Clinical Classification of Fulminant viral Hepatitis

Acute fulminant viral hepatitis

Presents an acute onset with jaundice. Within two weeks, develops into extreme hypodynamia, pronounced gastrointestinal symptoms, hepatic encephalopathy of degree
II or above (IV degrees total), prothrombin activity less than 40% without other reasons, liver dullness and progressive shrinking, and progressive deepening of jaundice.
Patients with mild jaundice but with other above-mentioned symptoms should be highly suspected.

Subacute fulminant viral hepatitis

Presents an acute onset with jaundice. Between 15 to 24 weeks, develops into extreme hypodynamia, pronounced gastrointestinal symptoms, prothrombin activity less
than 40% without other reasons, progressive deepening of jaundice (serum total bilirubin increasing at >17.1 μmol/L/d, or >340 μmol/L). Subacute fulminant hepatitis
which initially presents with hepatic encephalopathy of degree II or above is termed encephalopathy type (including brain edema, hernia, etc.). Cases initially presenting
with ascites and related symptoms (including pleural effusion, etc.) are known as ascites type.
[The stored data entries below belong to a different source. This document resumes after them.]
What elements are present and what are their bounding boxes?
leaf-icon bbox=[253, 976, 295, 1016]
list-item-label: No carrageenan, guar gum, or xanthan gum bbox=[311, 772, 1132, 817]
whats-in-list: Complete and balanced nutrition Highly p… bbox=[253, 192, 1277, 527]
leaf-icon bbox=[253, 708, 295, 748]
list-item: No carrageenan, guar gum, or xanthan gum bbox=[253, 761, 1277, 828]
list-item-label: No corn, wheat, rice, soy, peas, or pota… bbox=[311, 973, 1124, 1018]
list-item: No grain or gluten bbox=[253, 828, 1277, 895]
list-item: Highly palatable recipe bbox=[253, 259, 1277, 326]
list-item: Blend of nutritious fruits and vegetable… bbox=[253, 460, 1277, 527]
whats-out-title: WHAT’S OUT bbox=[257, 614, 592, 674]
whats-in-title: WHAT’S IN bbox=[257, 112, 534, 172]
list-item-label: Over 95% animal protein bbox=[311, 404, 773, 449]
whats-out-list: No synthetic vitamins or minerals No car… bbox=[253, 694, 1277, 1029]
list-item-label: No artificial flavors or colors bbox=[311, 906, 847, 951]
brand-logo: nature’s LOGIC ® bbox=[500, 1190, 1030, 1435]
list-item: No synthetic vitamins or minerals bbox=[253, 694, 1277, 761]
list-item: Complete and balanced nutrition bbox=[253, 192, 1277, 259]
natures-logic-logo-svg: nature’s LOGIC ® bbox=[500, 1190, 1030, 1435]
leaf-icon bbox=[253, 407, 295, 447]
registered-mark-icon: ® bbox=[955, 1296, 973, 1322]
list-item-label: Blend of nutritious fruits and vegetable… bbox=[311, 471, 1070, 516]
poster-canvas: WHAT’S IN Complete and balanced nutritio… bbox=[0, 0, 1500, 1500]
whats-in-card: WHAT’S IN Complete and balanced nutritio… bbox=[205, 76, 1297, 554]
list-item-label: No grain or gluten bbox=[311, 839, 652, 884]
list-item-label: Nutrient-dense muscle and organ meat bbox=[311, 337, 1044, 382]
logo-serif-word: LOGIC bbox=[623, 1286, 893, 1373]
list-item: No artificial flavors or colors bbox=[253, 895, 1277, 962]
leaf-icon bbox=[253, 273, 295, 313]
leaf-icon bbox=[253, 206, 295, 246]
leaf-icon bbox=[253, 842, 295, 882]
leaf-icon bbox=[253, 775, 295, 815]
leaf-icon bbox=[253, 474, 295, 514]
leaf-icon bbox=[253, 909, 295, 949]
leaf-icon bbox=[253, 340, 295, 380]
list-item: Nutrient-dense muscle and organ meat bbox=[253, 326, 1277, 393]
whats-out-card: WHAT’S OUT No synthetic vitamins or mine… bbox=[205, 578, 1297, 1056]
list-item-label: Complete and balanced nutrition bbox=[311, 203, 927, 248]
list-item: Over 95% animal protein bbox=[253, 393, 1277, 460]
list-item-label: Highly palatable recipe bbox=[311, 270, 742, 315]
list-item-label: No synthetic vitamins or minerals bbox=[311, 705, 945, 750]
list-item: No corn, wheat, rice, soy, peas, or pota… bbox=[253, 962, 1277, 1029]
Chronic fulminant viral hepatitis
The pathogenesis of chronic fulminant hepatitis includes:
(1) History of chronic hepatitis or cirrhosis;
(2) History as a carrier of chronic hepatitis B virus;
(3) Neither (1) nor (2), but with signs of chronic liver disease (liver palms, arterial spider, etc.). Radiological changes (increased gamma globulin, and decreased or even
inverted albumin/globulin ratio);
(4) Hepatitis confirmed by biopsy;
(5) Complicated overlapping infection by HBV, HCV, or other hepatitis viruses.
The clinical onset may be the same as subacute fulminant hepatitis, and with the progression of disease, may reach the diagnostic criteria of fulminant viral hepatitis
(prothrombin activity less than 40%, and serum total bilirubin >340 μmol/L) beyond a course of 24 weeks.
To facilitate determination of treatment efficacy and prognosis, the subacute and chronic fulminant viral hepatitis can be divided into three stages:
Early stage: the basic diagnostic criteria are met, such as extreme hypodynamia, pronounced gastrointestinal symptoms, progressive deepening of jaundice, serum total
bilirubin >340 μmol/L, prothrombin activity between 30% and 40%, or pathologically confirmed. No obvious encephalopathy, nor ascites are present.
Mid-stage: easily detectable encephalopathy or ascites, bleeding tendency (bleeding or bruising), prothrombin activity between 20% and 30%.
Late stage: Intractable complications, such as hepatorenal syndrome, gastrointestinal bleeding, severe bleeding tendency (at injection sites), severe infection, electrolyte
imbalance, or hepatic encephalopathy of degree II and above, cerebral edema, with prothrombin activity less than 20%.
Histopathological Diagnosis
Acute fulminant viral hepatitis
Simultaneous necrosis of liver cells with necrotic area over 2/3 of liver parenchyma, or sub-massive necrosis, or bridging necrosis with severe degeneration of living
liver cells. When 50% or more of liver cells remain after the acute phase, liver regeneration can be expected. A poor prognosis may be predicted in case of diffuse
microvesicular steatosis.
Subacute fulminant viral hepatitis
Mixed past and present sub-massive necrosis. Mesh fiber collapse in the relatively old necrosis area, with deposition of collagen fibers. Residual liver cell proliferation
groups, with large amount of small bile duct hyperplasia and cholestasis.
Chronic fulminant viral hepatitis
With a chronic liver disease (chronic hepatitis or cirrhosis) background, massive (lobular) or sub-massive fresh necrosis of liver cells.
                                                                                                    Box 1: Diagnosis of Fulminant Viral Hepatitis [3].